Where I disagree with Sausage Party is that religious belief is a lie foisted on believers by the founders and/or inner circles of religion. I believe that religion evolved organically, based heavily on our evolved instincts, the ones that still make us feel creepy at night in big, dark, empty buildings. But the idea of a group of malevolent (or benevolent) religious leaders creating and perpetrating a lie is way too conspiracy-theoryish for me.
Additionally, we don't have the luxury of anyone coming back from the dead (the "great beyond") to tell us what it's like. Well, we kinda do. We've got near-death experiences, but I've explored those in another post, and their stories don't really help.
I do, however, like the existential message in Sausage Party. We can't be certain of what happens after we die, but we can be certain that right now we exist, so we better get busy living (or get busy dying). Eventually, that becomes the consensus of the groceries: to live life fully right fucking now.

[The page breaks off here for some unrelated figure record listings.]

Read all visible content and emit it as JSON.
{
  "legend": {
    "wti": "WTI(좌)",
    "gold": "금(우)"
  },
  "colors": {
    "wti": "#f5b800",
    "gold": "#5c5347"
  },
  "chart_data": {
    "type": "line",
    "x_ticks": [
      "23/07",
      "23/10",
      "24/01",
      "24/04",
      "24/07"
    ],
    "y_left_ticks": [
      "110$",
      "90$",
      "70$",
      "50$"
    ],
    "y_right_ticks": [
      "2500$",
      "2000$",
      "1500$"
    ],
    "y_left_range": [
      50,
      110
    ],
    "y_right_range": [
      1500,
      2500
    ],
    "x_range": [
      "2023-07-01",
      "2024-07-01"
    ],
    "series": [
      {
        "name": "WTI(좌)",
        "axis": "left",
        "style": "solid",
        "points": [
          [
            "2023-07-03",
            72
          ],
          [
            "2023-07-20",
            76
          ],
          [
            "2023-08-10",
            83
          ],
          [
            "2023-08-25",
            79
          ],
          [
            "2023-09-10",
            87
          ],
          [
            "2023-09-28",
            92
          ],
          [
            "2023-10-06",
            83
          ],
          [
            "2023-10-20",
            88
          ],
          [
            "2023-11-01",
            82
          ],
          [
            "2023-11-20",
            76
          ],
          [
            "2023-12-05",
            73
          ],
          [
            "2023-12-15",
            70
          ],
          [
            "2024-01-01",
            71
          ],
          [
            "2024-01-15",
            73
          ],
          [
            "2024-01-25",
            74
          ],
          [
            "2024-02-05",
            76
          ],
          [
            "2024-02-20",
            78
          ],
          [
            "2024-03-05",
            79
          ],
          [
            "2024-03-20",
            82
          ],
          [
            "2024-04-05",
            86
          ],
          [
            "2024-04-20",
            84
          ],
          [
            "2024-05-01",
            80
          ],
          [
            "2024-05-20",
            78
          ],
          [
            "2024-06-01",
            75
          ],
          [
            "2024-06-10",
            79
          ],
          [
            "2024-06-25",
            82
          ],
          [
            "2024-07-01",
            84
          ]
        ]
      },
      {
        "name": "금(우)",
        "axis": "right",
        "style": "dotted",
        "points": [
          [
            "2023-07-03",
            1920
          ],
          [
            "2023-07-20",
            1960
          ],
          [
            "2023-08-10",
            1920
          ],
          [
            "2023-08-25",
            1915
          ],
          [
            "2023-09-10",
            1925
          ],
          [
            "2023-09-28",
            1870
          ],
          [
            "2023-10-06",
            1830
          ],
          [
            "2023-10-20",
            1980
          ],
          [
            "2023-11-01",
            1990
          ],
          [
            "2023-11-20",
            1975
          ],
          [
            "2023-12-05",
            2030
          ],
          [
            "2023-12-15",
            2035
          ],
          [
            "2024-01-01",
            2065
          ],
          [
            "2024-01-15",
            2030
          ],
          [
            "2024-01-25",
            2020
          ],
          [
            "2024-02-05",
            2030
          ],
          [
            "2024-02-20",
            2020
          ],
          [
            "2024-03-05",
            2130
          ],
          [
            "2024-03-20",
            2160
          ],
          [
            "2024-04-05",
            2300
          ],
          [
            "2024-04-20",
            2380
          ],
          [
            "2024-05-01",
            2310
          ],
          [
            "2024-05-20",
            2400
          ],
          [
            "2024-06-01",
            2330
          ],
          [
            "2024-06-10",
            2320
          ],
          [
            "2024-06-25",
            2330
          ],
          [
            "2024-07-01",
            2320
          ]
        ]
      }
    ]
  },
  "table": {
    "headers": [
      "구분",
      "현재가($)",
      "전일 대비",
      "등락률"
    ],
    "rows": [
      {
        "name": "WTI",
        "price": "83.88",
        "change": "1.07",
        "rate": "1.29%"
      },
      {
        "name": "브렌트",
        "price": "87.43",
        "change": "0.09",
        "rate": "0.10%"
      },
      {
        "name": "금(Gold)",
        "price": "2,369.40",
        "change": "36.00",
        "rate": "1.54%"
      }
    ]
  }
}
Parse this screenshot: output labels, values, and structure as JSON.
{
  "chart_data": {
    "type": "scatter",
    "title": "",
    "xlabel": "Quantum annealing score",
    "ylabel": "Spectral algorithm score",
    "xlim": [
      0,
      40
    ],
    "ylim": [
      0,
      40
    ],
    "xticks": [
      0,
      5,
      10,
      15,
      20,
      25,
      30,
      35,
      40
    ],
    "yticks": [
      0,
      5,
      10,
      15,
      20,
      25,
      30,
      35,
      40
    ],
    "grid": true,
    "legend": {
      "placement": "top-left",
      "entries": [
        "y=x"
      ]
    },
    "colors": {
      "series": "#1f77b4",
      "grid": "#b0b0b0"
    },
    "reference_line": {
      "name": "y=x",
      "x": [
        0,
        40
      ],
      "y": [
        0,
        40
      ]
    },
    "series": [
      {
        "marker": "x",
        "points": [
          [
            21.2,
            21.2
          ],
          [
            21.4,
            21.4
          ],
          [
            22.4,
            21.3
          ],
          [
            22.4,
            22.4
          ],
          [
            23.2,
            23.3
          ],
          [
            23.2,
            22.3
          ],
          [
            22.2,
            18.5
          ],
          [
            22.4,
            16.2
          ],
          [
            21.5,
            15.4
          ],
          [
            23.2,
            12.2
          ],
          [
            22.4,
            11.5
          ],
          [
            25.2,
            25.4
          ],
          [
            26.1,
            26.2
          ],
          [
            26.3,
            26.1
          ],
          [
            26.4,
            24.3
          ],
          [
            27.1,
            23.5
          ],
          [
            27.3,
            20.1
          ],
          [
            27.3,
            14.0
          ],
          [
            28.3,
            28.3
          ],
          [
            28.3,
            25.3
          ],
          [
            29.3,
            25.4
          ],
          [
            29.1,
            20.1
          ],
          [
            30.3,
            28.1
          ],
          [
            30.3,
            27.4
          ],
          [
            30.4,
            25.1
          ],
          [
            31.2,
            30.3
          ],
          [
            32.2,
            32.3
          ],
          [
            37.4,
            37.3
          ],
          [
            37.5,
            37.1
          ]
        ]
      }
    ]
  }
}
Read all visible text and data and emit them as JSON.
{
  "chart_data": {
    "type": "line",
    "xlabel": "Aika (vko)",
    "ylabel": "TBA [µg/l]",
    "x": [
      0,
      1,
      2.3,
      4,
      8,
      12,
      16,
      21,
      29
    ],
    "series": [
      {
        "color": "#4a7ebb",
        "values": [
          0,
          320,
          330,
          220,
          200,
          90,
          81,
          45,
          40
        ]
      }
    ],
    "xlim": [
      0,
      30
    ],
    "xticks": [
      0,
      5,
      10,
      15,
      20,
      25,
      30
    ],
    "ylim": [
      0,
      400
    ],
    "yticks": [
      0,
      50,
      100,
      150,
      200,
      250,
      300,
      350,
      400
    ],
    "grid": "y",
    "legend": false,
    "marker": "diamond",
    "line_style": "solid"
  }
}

Just last night I had a friend challenge me on that. I had an opportunity -- one that will still be available in the future -- but I chose not to seize it; I postponed the experience, saying, "Now's not the right time." To which he immediately and confidently replied, "Now's always the right time."
I'm an accountant. As such, I'm not predisposed to wholeheartedly embrace things like "Now's always the right time." But I'm also a human. I have no guarantee of anything beyond my finite earth existence. So even if I can't wholeheartedly embrace "Now's always the right time," the only proper way to live is to force myself to lean that direction.